La plupart du temps, un œil avisé repérera immédiatement les signes du passage de l’IA. Dans l’état actuel de la technologie, ces images seront inutilisables pour une grande marque souhaitant publier une publicité en pleine page dans un magazine. Mais elles pourront peut-être servir à une petite association souhaitant communiquer sur les réseaux sociaux avec des images basse résolution.
Nous avons demandé à Firefly d’épurer la photo de gauche en supprimant l’ordinateur, les accessoires empilés dessus, et le radiateur. Là aussi, une trentaine de versions a été nécessaire pour aboutir au cliché de droite, loin d’être pleinement convaincant. NICOLAS SIX / « LE MONDE »
• Jouer sur la météo
décevant
Peut-on rendre une photo plus saisissante en y ajoutant un ciel d’orage, ou égayer un jour gris avec un azur ensoleillé ? Firefly est mauvais à cet exercice. Il bute encore sur des problèmes de détourage : les contours du ciel sont mal sélectionnés.
Les oreilles et la queue de ce pauvre chat ont été déformés par Firefly. NICOLAS SIX / « LE MONDE »
L’IA tente parfois de résoudre le problème en recréant de toutes pièces des parties d’image situées à la limite entre le ciel et le sol. Elle est capable de modifier intégralement le haut de la canopée d’une forêt. Mais, trop souvent, ces manipulations aboutissent à dénaturer la photo d’origine. En insérant un ciel bleu sur une image photographiée au Bangladesh, Firefly s’est obstiné à y intégrer des montagnes, contrastant absurdement avec la planéité de cette région, ou des clôtures tout à fait incongrues.
Les étonnantes montagnes que Firefly situe dans une zone parfaitement plate du Bangladesh. NICOLAS SIX / « LE MONDE »

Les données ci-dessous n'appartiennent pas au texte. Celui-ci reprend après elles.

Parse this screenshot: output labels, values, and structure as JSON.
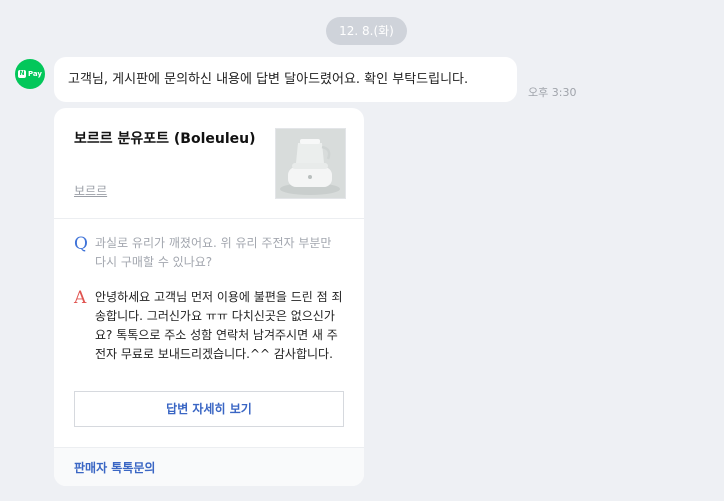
{
  "date_label": "12. 8.(화)",
  "sender": {
    "avatar_text": "Pay",
    "avatar_n": "N"
  },
  "message": {
    "text": "고객님, 게시판에 문의하신 내용에 답변 달아드렸어요. 확인 부탁드립니다.",
    "time": "오후 3:30"
  },
  "card": {
    "product_name": "보르르 분유포트 (Boleuleu)",
    "brand": "보르르",
    "question_mark": "Q",
    "question": "과실로 유리가 깨졌어요. 위 유리 주전자 부분만 다시 구매할 수 있나요?",
    "answer_mark": "A",
    "answer": "안녕하세요 고객님 먼저 이용에 불편을 드린 점 죄송합니다. 그러신가요 ㅠㅠ 다치신곳은 없으신가요? 톡톡으로 주소 성함 연락처 남겨주시면 새 주전자 무료로 보내드리겠습니다.^^ 감사합니다.",
    "detail_button": "답변 자세히 보기",
    "footer_link": "판매자 톡톡문의"
  },
  "colors": {
    "background": "#eef0f4",
    "naver_green": "#03c75a",
    "link_blue": "#3a66c4",
    "question_blue": "#3f73d8",
    "answer_red": "#e0534f"
  },
  "icons": {
    "avatar": "naver-pay-logo",
    "thumbnail": "baby-formula-kettle-image"
  }
}
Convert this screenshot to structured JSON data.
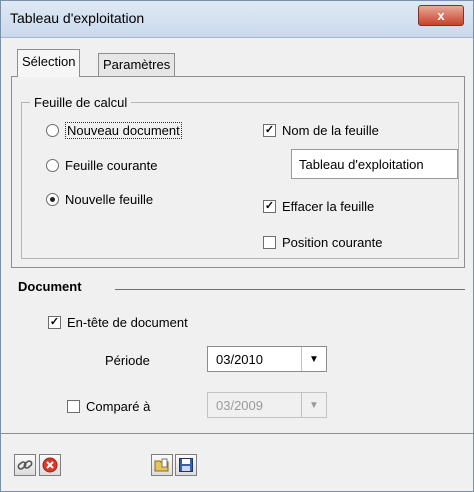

L’utilisateur peut reprendre la main et choisir de ruser, en sélectionnant seulement une partie du ciel. L’IA n’interviendra alors que sur cette zone réduite. Mais les possibilités « météorologiques » sont alors limitées à de petites interventions, telles que l’ajout de nuages.
En résumé
D’ici à la fin d’année, l’IA Firefly sera intégrée à la version commerciale de Photoshop, outil indispensable à nombre de professionnels de l’image. Mieux que jamais ils pourront recomposer des photographies moyennant un effort minime. Notamment les élargir d’une façon qu’on pourrait qualifier de magique, ou supprimer les personnages qui ne gagnent pas à y figurer.
Cette évolution de Photoshop peut donner le vertige. Les tenants de l’authenticité y verront sans doute le début d’une ère de manipulations et d’insincérité. Les usagers focalisés sur la productivité et l’efficacité s’en réjouiront d’autant plus que l’usage de Firefly ne ferait, selon Adobe, planer aucun risque juridique sur ses usagers. Cette IA aurait été entraînée avec des images dont les auteurs avaient préalablement donné leur accord d’utilisation – une précaution dont ne s’embarrassent pas tous ses concurrents.